ยป Keras API reference / KerasCV / Models / The RetinaNet model

The RetinaNet model

[source]

RetinaNet class

keras_cv.models.RetinaNet(
    classes,
    bounding_box_format,
    backbone,
    include_rescaling=None,
    backbone_weights=None,
    anchor_generator=None,
    label_encoder=None,
    prediction_decoder=None,
    feature_pyramid=None,
    classification_head=None,
    box_head=None,
    evaluate_train_time_metrics=False,
    name="RetinaNet",
    **kwargs
)

A Keras model implementing the RetinaNet architecture.

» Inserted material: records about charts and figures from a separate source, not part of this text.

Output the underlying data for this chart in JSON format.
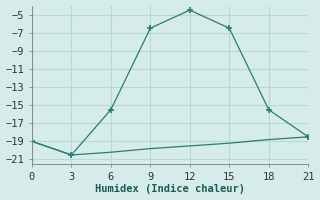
{
  "line1_x": [
    0,
    3,
    6,
    9,
    12,
    15,
    18,
    21
  ],
  "line1_y": [
    -19,
    -20.5,
    -15.5,
    -6.5,
    -4.5,
    -6.5,
    -15.5,
    -18.5
  ],
  "line2_x": [
    0,
    3,
    6,
    9,
    12,
    15,
    18,
    21
  ],
  "line2_y": [
    -19,
    -20.5,
    -20.2,
    -19.8,
    -19.5,
    -19.2,
    -18.8,
    -18.5
  ],
  "line_color": "#2a7d70",
  "xlabel": "Humidex (Indice chaleur)",
  "xlim": [
    0,
    21
  ],
  "ylim": [
    -21.5,
    -4
  ],
  "xticks": [
    0,
    3,
    6,
    9,
    12,
    15,
    18,
    21
  ],
  "yticks": [
    -5,
    -7,
    -9,
    -11,
    -13,
    -15,
    -17,
    -19,
    -21
  ],
  "background_color": "#d5ecea",
  "grid_color": "#b8d8d4",
  "tick_fontsize": 7.5
}
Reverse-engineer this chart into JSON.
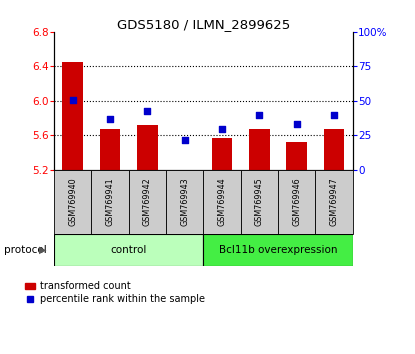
{
  "title": "GDS5180 / ILMN_2899625",
  "samples": [
    "GSM769940",
    "GSM769941",
    "GSM769942",
    "GSM769943",
    "GSM769944",
    "GSM769945",
    "GSM769946",
    "GSM769947"
  ],
  "transformed_count": [
    6.45,
    5.67,
    5.72,
    5.2,
    5.57,
    5.68,
    5.52,
    5.67
  ],
  "percentile_rank": [
    51,
    37,
    43,
    22,
    30,
    40,
    33,
    40
  ],
  "ylim_left": [
    5.2,
    6.8
  ],
  "ylim_right": [
    0,
    100
  ],
  "yticks_left": [
    5.2,
    5.6,
    6.0,
    6.4,
    6.8
  ],
  "yticks_right": [
    0,
    25,
    50,
    75,
    100
  ],
  "ytick_labels_right": [
    "0",
    "25",
    "50",
    "75",
    "100%"
  ],
  "bar_color": "#cc0000",
  "marker_color": "#0000cc",
  "bar_bottom": 5.2,
  "control_label": "control",
  "overexp_label": "Bcl11b overexpression",
  "protocol_label": "protocol",
  "legend_bar_label": "transformed count",
  "legend_marker_label": "percentile rank within the sample",
  "control_color": "#bbffbb",
  "overexp_color": "#44ee44",
  "sample_box_color": "#cccccc",
  "grid_ticks": [
    5.6,
    6.0,
    6.4
  ]
}
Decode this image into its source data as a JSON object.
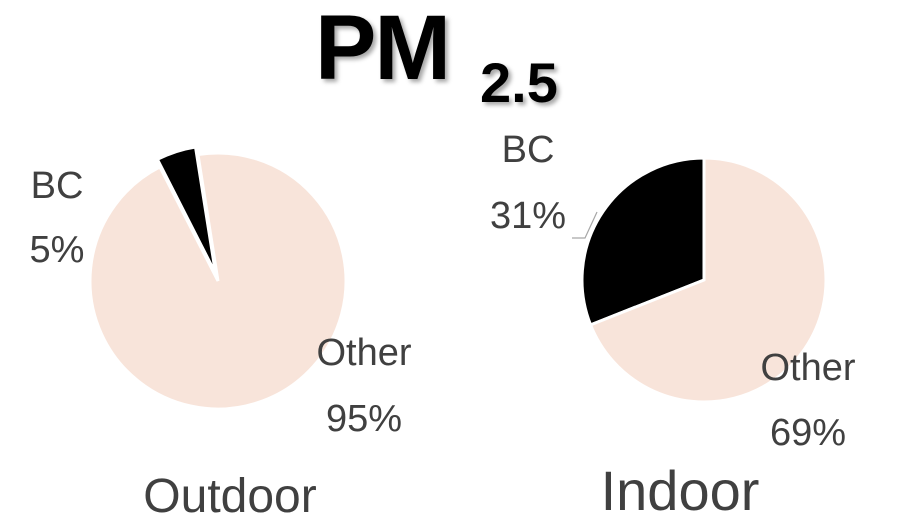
{
  "title": {
    "main": "PM",
    "subscript": "2.5"
  },
  "colors": {
    "bc": "#000000",
    "other": "#f8e4da",
    "text": "#404040",
    "slice_edge": "#ffffff"
  },
  "chart_data": [
    {
      "type": "pie",
      "title": "Outdoor",
      "slices": [
        {
          "label": "BC",
          "value": 5,
          "value_label": "5%"
        },
        {
          "label": "Other",
          "value": 95,
          "value_label": "95%"
        }
      ]
    },
    {
      "type": "pie",
      "title": "Indoor",
      "slices": [
        {
          "label": "BC",
          "value": 31,
          "value_label": "31%"
        },
        {
          "label": "Other",
          "value": 69,
          "value_label": "69%"
        }
      ]
    }
  ]
}
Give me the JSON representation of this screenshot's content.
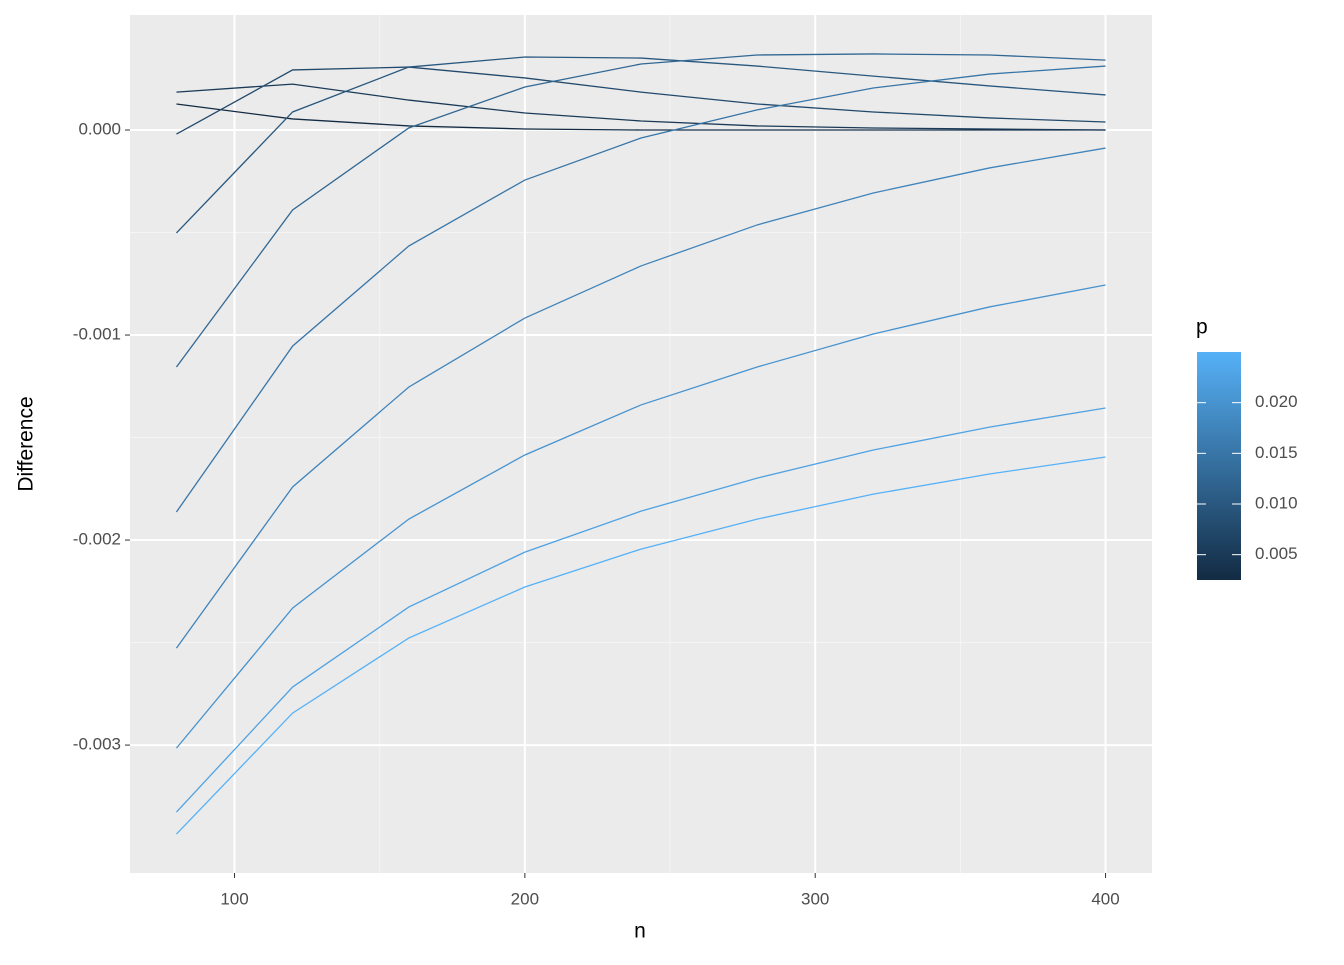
{
  "chart_data": {
    "type": "line",
    "x_label": "n",
    "y_label": "Difference",
    "x": [
      80,
      120,
      160,
      200,
      240,
      280,
      320,
      360,
      400
    ],
    "series": [
      {
        "color": "#132B43",
        "values": [
          0.000127,
          5.4e-05,
          2e-05,
          5e-06,
          0,
          0,
          0,
          0,
          0
        ]
      },
      {
        "color": "#1A3A57",
        "values": [
          0.000185,
          0.000224,
          0.000146,
          8.3e-05,
          4.4e-05,
          2e-05,
          1e-05,
          5e-06,
          0
        ]
      },
      {
        "color": "#22496B",
        "values": [
          -2e-05,
          0.000293,
          0.000307,
          0.000254,
          0.000185,
          0.000127,
          8.8e-05,
          5.9e-05,
          3.9e-05
        ]
      },
      {
        "color": "#29587F",
        "values": [
          -0.000502,
          8.8e-05,
          0.000307,
          0.000356,
          0.000351,
          0.000312,
          0.000263,
          0.000215,
          0.000171
        ]
      },
      {
        "color": "#316793",
        "values": [
          -0.001156,
          -0.00039,
          1e-05,
          0.00021,
          0.000322,
          0.000366,
          0.000371,
          0.000366,
          0.000341
        ]
      },
      {
        "color": "#3875A7",
        "values": [
          -0.001863,
          -0.001054,
          -0.000566,
          -0.000244,
          -3.9e-05,
          9.8e-05,
          0.000205,
          0.000273,
          0.000312
        ]
      },
      {
        "color": "#4084BB",
        "values": [
          -0.002527,
          -0.001741,
          -0.001254,
          -0.000917,
          -0.000663,
          -0.000463,
          -0.000307,
          -0.000185,
          -8.8e-05
        ]
      },
      {
        "color": "#4793CF",
        "values": [
          -0.003015,
          -0.002332,
          -0.001898,
          -0.001585,
          -0.001341,
          -0.001156,
          -0.000995,
          -0.000863,
          -0.000756
        ]
      },
      {
        "color": "#4FA2E3",
        "values": [
          -0.003327,
          -0.002717,
          -0.002327,
          -0.002059,
          -0.001859,
          -0.001698,
          -0.001561,
          -0.001449,
          -0.001356
        ]
      },
      {
        "color": "#56B1F7",
        "values": [
          -0.003434,
          -0.002844,
          -0.002478,
          -0.002229,
          -0.002044,
          -0.001898,
          -0.001776,
          -0.001678,
          -0.001595
        ]
      }
    ],
    "xlim": [
      64,
      416
    ],
    "ylim": [
      -0.003624,
      0.000561
    ],
    "xticks": [
      100,
      200,
      300,
      400
    ],
    "yticks": [
      -0.003,
      -0.002,
      -0.001,
      {
        "value": 0,
        "label": "0.000"
      }
    ],
    "grid": true,
    "minor_grid": true,
    "legend": {
      "title": "p",
      "lim": [
        0.0025,
        0.025
      ],
      "low": "#132B43",
      "high": "#56B1F7",
      "ticks": [
        0.005,
        {
          "value": 0.01,
          "label": "0.010"
        },
        0.015,
        {
          "value": 0.02,
          "label": "0.020"
        }
      ]
    }
  }
}
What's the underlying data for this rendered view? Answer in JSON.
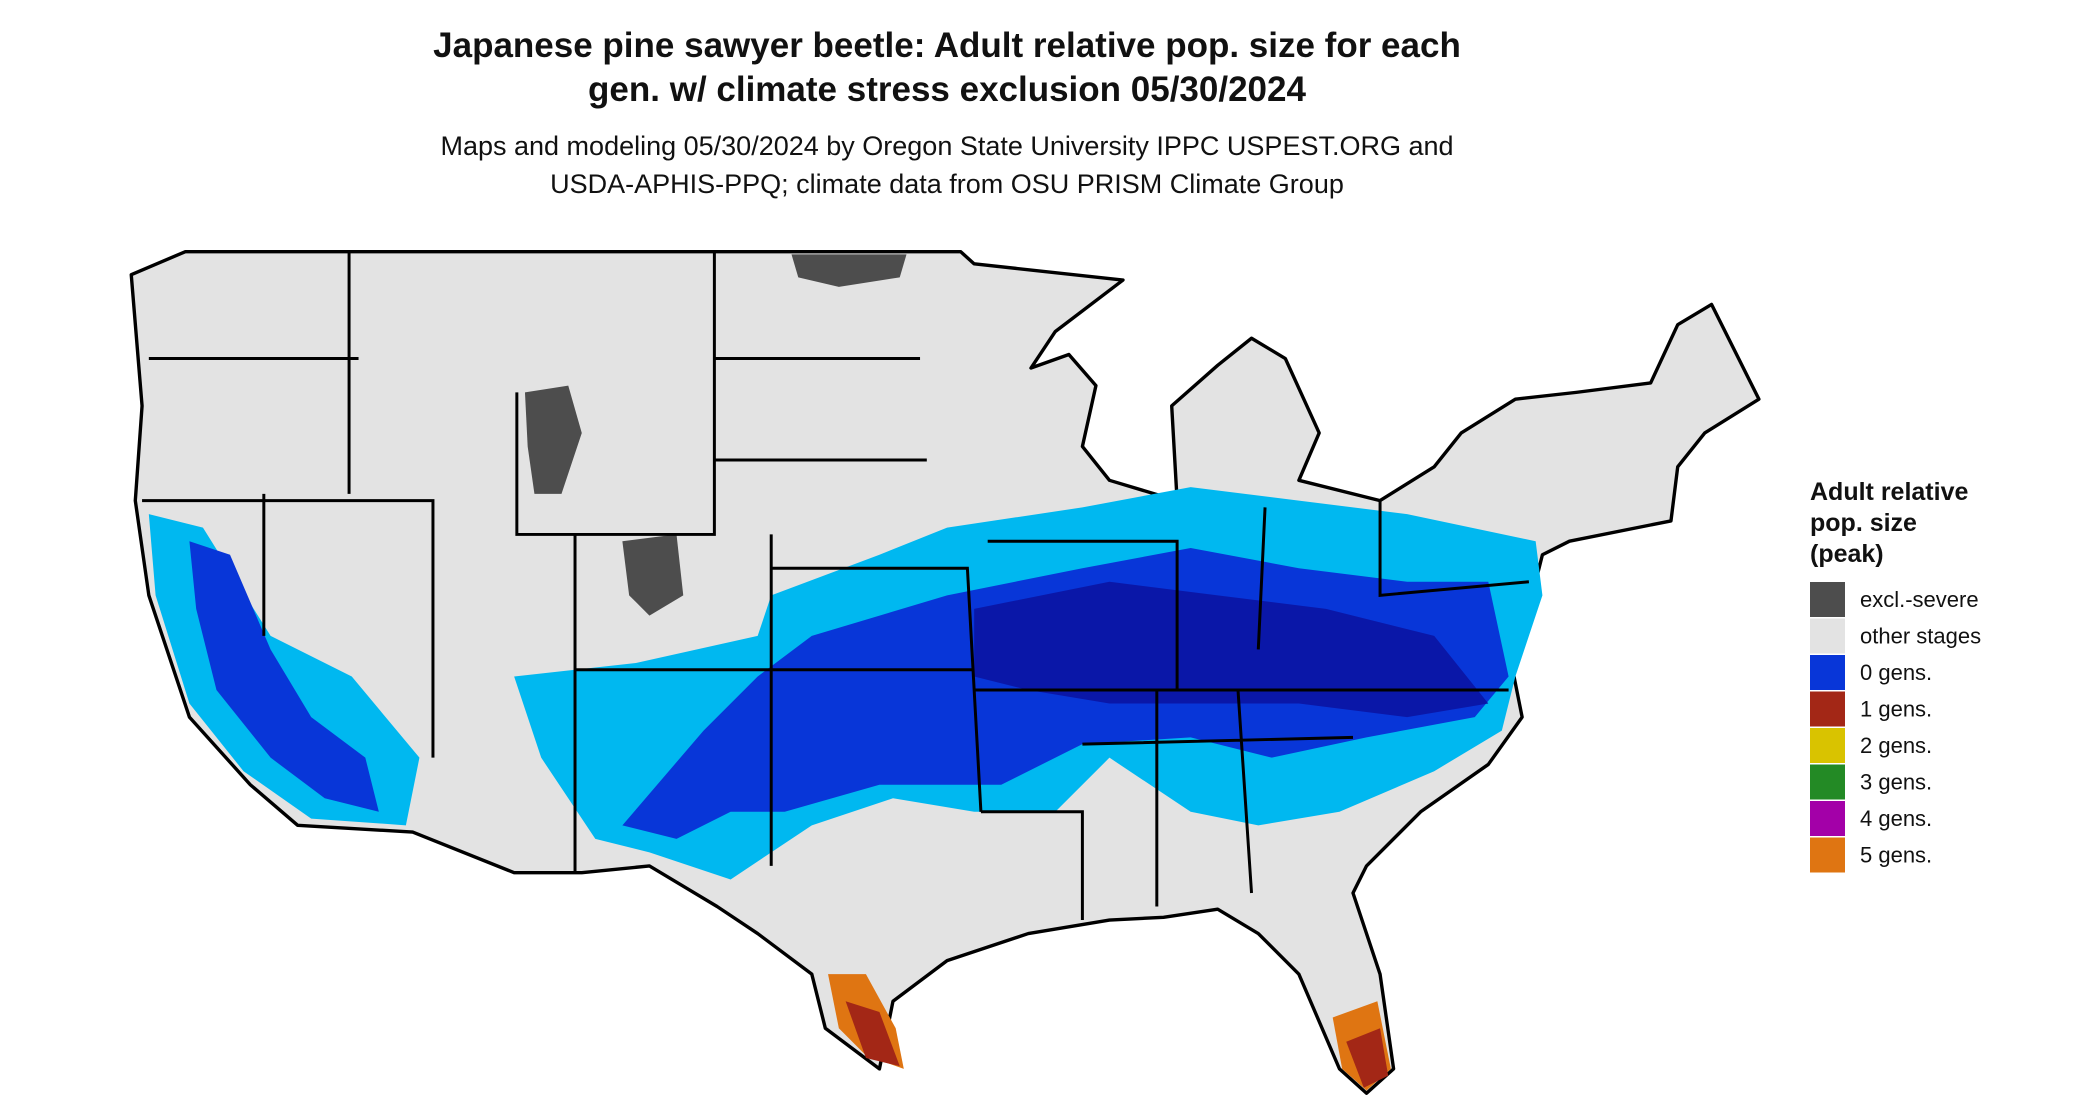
{
  "map": {
    "title_lines": [
      "Japanese pine sawyer beetle: Adult relative pop. size for each",
      "gen. w/ climate stress exclusion 05/30/2024"
    ],
    "subtitle_lines": [
      "Maps and modeling 05/30/2024 by Oregon State University IPPC USPEST.ORG and",
      "USDA-APHIS-PPQ; climate data from OSU PRISM Climate Group"
    ],
    "legend": {
      "title_lines": [
        "Adult relative",
        "pop. size",
        "(peak)"
      ],
      "items": [
        {
          "label": "excl.-severe",
          "color": "#4d4d4d"
        },
        {
          "label": "other stages",
          "color": "#e3e3e3"
        },
        {
          "label": "0 gens.",
          "color": "#0836d8"
        },
        {
          "label": "1 gens.",
          "color": "#a32716"
        },
        {
          "label": "2 gens.",
          "color": "#d9c300"
        },
        {
          "label": "3 gens.",
          "color": "#238a25"
        },
        {
          "label": "4 gens.",
          "color": "#a300a8"
        },
        {
          "label": "5 gens.",
          "color": "#df7512"
        }
      ]
    }
  }
}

Implements the RetinaNet architecture for object detection. The constructor requires classes, bounding_box_format and a backbone. Optionally, a custom label encoder, feature pyramid network, and prediction decoder may all be provided.

Usage:

retina_net = keras_cv.models.RetinaNet(
    classes=20,
    bounding_box_format="xywh",
    backbone="resnet50",
    backbone_weights="imagenet",
    include_rescaling=True,
)

Arguments

  • classes: the number of classes in your dataset excluding the background class. Classes should be represented by integers in the range [0, classes).
  • bounding_box_format: The format of bounding boxes of input dataset. Refer to the keras.io docs for more details on supported bounding box formats.
  • backbone: Either "resnet50" or a custom backbone model.
  • include_rescaling: Required if provided backbone is a pre-configured model. If set to True, inputs will be passed through a Rescaling(1/255.0) layer.
  • backbone_weights: (Optional) if using a KerasCV provided backbone, the underlying backbone model will be loaded using the weights provided in this argument. Can be a model checkpoint path, or a string from the supported weight sets in the underlying model.
  • anchor_generator: (Optional) a keras_cv.layers.AnchorGenerator. If provided, the anchor generator will be passed to both the label_encoder and the prediction_decoder. Only to be used when both label_encoder and prediction_decoder are both None. Defaults to an anchor generator with the parameterization: strides=[2**i for i in range(3, 8)], scales=[2**x for x in [0, 1 / 3, 2 / 3]], sizes=[32.0, 64.0, 128.0, 256.0, 512.0], and aspect_ratios=[0.5, 1.0, 2.0].
  • label_encoder: (Optional) a keras.Layer that accepts an image Tensor and a bounding box Tensor to its call() method, and returns RetinaNet training targets. By default, a KerasCV standard LabelEncoder is created and used. Results of this call() method are passed to the loss object passed into compile() as the y_true argument.
  • prediction_decoder: (Optional) A keras.layer that is responsible for transforming RetinaNet predictions into usable bounding box Tensors. If not provided, a default is provided. The default prediction_decoder layer uses a NonMaxSuppression operation for box pruning.
  • feature_pyramid: (Optional) A keras.Model representing a feature pyramid network (FPN). The feature pyramid network is called on the outputs of the backbone. The KerasCV default backbones return three outputs in a list, but custom backbones may be written and used with custom feature pyramid networks. If not provided, a default feature pyramid neetwork is produced by the library. The default feature pyramid network is compatible with all standard keras_cv backbones.
  • classification_head: (Optional) A keras.Layer that performs classification of the bounding boxes. If not provided, a simple ConvNet with 1 layer will be used.
  • box_head: (Optional) A keras.Layer that performs regression of the bounding boxes. If not provided, a simple ConvNet with 1 layer will be used.
  • evaluate_train_time_metrics: (Optional) whether or not to evaluate metrics passed in compile() inside of the train_step(). This is NOT recommended, as it dramatically reduces performance due to the synchronous label decoding and COCO metric evaluation. For example, on a single GPU on the PascalVOC dataset epoch time goes from 3 minutes to 30 minutes with this set to True. Defaults to False.
  • name: (Optional) name for the model, defaults to "RetinaNet".